This works good for numbers that are easly decomposed in 10th powers, but

what about strange numbers like mod(13523456273456;97). It's difficult ...

Hi. A 14 digit number can be done more directly via your code you listed

earlier.

Function MyMod(x, y)

MyMod = x - Int(x / y) * y

End Function

Hence

=MyMod(13523456273456,97) -> 8

I am not exactly sure what the second code (MulMod32) is for.

In your main code, you are using Excel's MOD function. For some unknown

reason, Microsoft refuses to fix this bug, despite being asked for years.

You may want to use your own MOD function from above instead.

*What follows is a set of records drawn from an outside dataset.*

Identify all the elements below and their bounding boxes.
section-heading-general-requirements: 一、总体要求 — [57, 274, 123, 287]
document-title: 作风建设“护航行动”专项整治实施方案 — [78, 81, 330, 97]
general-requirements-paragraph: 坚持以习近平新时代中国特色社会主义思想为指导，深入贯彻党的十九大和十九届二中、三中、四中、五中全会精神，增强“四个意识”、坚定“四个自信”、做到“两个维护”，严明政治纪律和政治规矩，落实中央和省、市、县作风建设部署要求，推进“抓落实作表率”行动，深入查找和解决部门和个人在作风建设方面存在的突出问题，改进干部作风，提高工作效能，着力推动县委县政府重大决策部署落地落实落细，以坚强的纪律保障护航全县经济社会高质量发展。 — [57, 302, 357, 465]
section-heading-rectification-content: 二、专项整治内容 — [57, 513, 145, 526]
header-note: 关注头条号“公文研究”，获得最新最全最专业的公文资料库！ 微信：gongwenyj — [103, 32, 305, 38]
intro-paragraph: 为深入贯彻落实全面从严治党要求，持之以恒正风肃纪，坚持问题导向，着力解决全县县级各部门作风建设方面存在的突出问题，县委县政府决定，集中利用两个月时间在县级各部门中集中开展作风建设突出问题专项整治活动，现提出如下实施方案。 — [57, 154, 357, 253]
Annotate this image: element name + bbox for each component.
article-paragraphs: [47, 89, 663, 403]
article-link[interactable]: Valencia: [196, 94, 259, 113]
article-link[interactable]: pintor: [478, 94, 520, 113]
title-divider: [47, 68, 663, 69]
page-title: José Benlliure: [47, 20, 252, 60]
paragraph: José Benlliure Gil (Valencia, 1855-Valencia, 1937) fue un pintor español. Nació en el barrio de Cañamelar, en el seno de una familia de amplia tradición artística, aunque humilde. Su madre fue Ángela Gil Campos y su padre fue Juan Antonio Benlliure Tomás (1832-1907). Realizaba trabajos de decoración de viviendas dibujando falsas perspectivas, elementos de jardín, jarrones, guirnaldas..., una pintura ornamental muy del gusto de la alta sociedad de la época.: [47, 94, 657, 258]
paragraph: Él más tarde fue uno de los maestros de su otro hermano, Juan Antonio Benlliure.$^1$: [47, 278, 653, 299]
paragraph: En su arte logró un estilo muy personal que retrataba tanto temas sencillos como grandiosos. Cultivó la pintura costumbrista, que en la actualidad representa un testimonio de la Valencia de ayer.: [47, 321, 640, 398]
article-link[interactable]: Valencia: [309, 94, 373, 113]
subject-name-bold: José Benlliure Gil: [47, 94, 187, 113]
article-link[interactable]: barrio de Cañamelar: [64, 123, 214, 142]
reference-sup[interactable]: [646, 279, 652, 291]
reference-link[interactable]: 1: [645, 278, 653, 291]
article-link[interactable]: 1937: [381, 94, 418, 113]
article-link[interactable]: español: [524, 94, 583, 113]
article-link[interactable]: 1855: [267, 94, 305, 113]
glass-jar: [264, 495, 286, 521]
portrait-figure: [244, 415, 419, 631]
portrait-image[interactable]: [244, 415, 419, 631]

(I'm still stuck on this part

BX2N = MulMod32(BX2N, BX2N, N)

It "appears" to me to be an error, but it does work. (If done this way, I

was expecting MulMod32(BX2N, 2, N) )

I'll have to study it some more. However, it gave me a great idea on my own

code. Thanks.

Anyway, Large numbers can be broken down into smaller steps. Here's an

example of a 37 digit number.

The idea here is that you Mod a smaller group of the numbers. You append

the results to the beginning of the next group of numbers.

Sub TestIt()

Dim n As String

Dim x As Long

n = "1234567890123456789012345678901234567"

x = sMod(n, 97)

Debug.Print x

'// Your example

x = sMod("13523456273456", 97)

Debug.Print x

End Sub

Function sMod(n As String, x As Double) As Double

'// Mod(N, x) where N is a Long string

Dim s As String

Dim z As String

Dim P As Long

Const Stp As Long = 7

z = vbNullString

For P = 1 To Len(n) Step Stp

s = z & Mid$(n, P, Stp)

z = CStr(CDbl(s) Mod x)

Next P

sMod = CDbl(z)

End Function

On your question of

Suppose you have this number for a bank check:

00020001 01234567890 12345678CD 12

I am not familiar with this, but the placement of the check digit appears to

be incorrect.

I was expecting it to be the last two digits.

There are lots of internet recourses, but here's one...

http://www.pangaliit.ee/files/eng_Codes/implementation.pdf
Does your data follow the pattern listed there?

For your Mod question, Steps 1.1 - 1.3 near the botton are following the

code above.

Step 1.2 is a little confusing.

What they are doing is taking 67 from step 1.1 and appending it to "6789012"

So, what they are actually doing in step 1.2 is Mod(676789012,97) ->30

Anyway, hope this is of some help. Good luck.